By Randall MellMay 27, 2018, 12:55 am

Stacy Lewis was listening to more than her caddie on her march up the leaderboard Saturday at the Volvik Championship.

Pregnant with her first child, she is listening to her body in a new way these days.

And she could hear a message coming through loud and clear toward the end of her round at Travis Point Country Club in Ann Arbor, Mich.

“The little one was telling me it’s dinnertime,” Lewis said.

Lewis birdied five of the last six holes to shoot 5-under-par 67 and move into position to make a Sunday run at winning her 13th LPGA title. She is two shots behind the leader, Minjee Lee, whose 68 moved her to 12 under overall.

Sunday has the makings of a free for all with 10 players within three shots of the lead.

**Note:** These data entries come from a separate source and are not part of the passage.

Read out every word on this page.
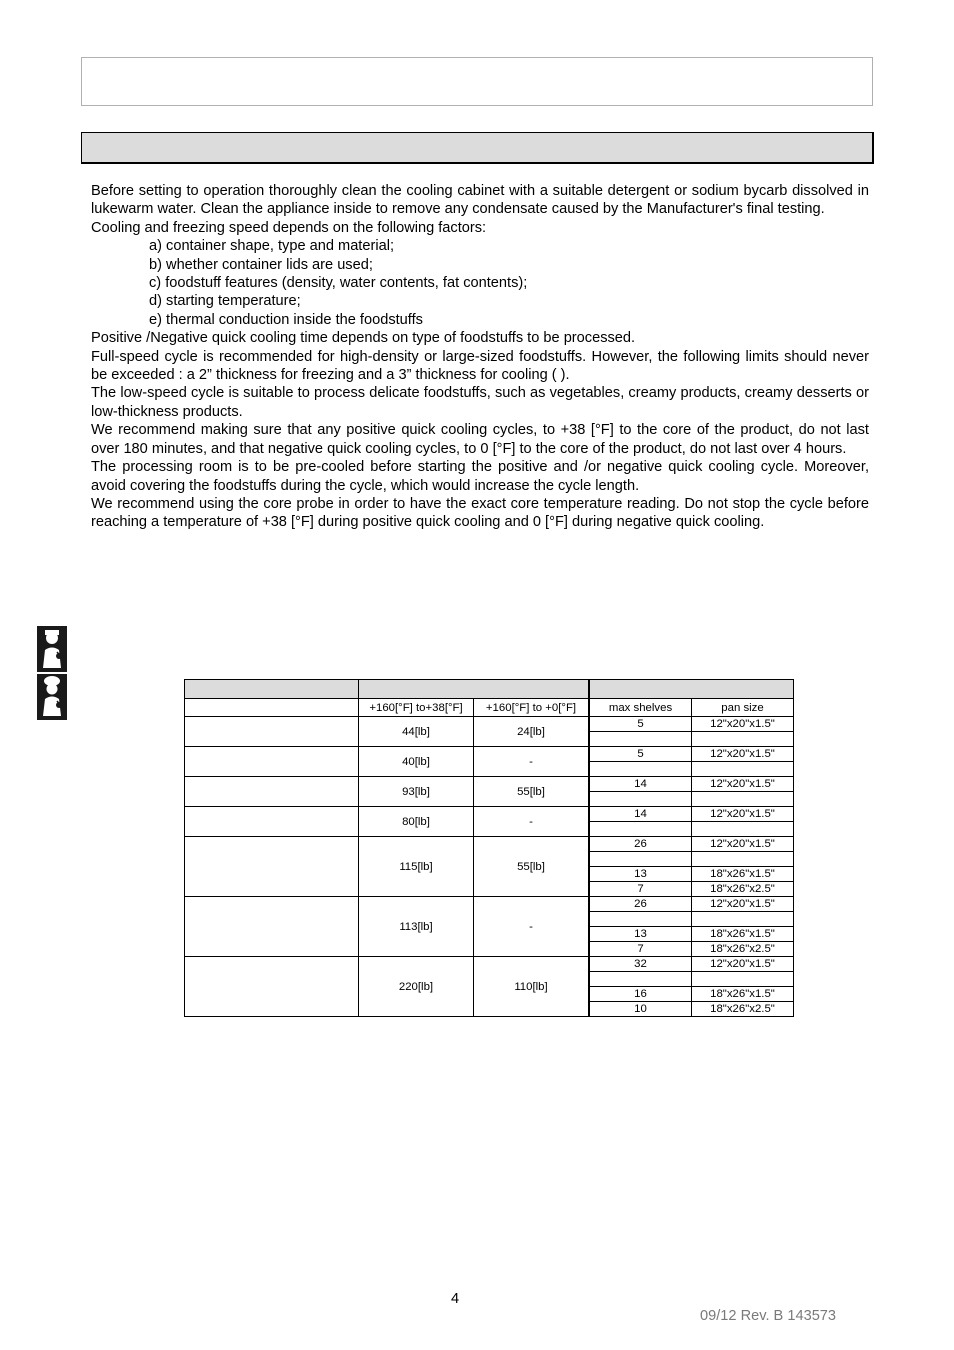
Before setting to operation thoroughly clean the cooling cabinet with a suitable detergent or sodium bycarb dissolved in lukewarm water. Clean the appliance inside to remove any condensate caused by the Manufacturer's final testing.

Cooling and freezing speed depends on the following factors:

a) container shape, type and material;

b) whether container lids are used;

c) foodstuff features (density, water contents, fat contents);

d) starting temperature;

e) thermal conduction inside the foodstuffs

Positive /Negative quick cooling time depends on type of foodstuffs to be processed.

Full-speed cycle is recommended for high-density or large-sized foodstuffs. However, the following limits should never be exceeded : a 2” thickness for freezing and a 3” thickness for cooling ( ).

The low-speed cycle is suitable to process delicate foodstuffs, such as vegetables, creamy products, creamy desserts or low-thickness products.

We recommend making sure that any positive quick cooling cycles, to +38 [°F] to the core of the product, do not last over 180 minutes, and that negative quick cooling cycles, to 0 [°F] to the core of the product, do not last over 4 hours.

The processing room is to be pre-cooled before starting the positive and /or negative quick cooling cycle. Moreover, avoid covering the foodstuffs during the cycle, which would increase the cycle length.

We recommend using the core probe in order to have the exact core temperature reading. Do not stop the cycle before reaching a temperature of +38 [°F] during positive quick cooling and 0 [°F] during negative quick cooling.

	+160[°F] to+38[°F]	+160[°F] to +0[°F]	max shelves	pan size
	44[lb]	24[lb]	5	12"x20"x1.5"

	40[lb]	-	5	12"x20"x1.5"

	93[lb]	55[lb]	14	12"x20"x1.5"

	80[lb]	-	14	12"x20"x1.5"

	115[lb]	55[lb]	26	12"x20"x1.5"

			13	18"x26"x1.5"
			7	18"x26"x2.5"
	113[lb]	-	26	12"x20"x1.5"

			13	18"x26"x1.5"
			7	18"x26"x2.5"
	220[lb]	110[lb]	32	12"x20"x1.5"

			16	18"x26"x1.5"
			10	18"x26"x2.5"
4
09/12 Rev. B 143573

Full-field scores from the LPGA Volvik Championship


Lewis, 33, is four months pregnant, with her due date Nov. 3. She’s expecting to play just a few more times before putting the clubs away to get ready for the birth. She said she’s likely to make the Marathon Classic in mid-July her last start of the season before returning next year.

Of course, Lewis would relish winning with child.

“I don’t care what limitations I have or what is going on with my body, I want to give myself a chance to win,” she told LPGA.com at the Kingsmill Championship last week.

Lewis claimed an emotional victory with her last title, taking the Cambia Portland Classic late last summer after announcing earlier in the week that she would donate her entire winnings to the Hurricane Harvey relief efforts in her Houston hometown.

A victory Sunday would also come with a lot of emotion.

It’s been an interesting year for Lewis.

There’s been the joy of learning she’s ready to begin the family she has been yearning for, and the struggle to play well after bouncing back from injury.

Lewis missed three cuts in a row before making it into the weekend at the Kingsmill Championship last week. That’s one more cut than she missed cumulatively in the previous six years. In six starts this year, Lewis hasn’t finished among the top 50 yet, but she hasn’t felt right, either.

The former world No. 1 didn’t make her second start of 2018 until April, at the year’s first major, the ANA Inspiration. She withdrew from the HSBC Women’s World Championship in late February with a strained right oblique muscle and didn’t play again for a month.

Still, Lewis is finding plenty to get excited about with the baby on the way.

“I kind of had my first Mother’s Day,” Lewis told LPGA.com last week. “It puts golf into perspective. It makes those bad days not seem so bad. It helps me sleep better at night. We are just really excited.”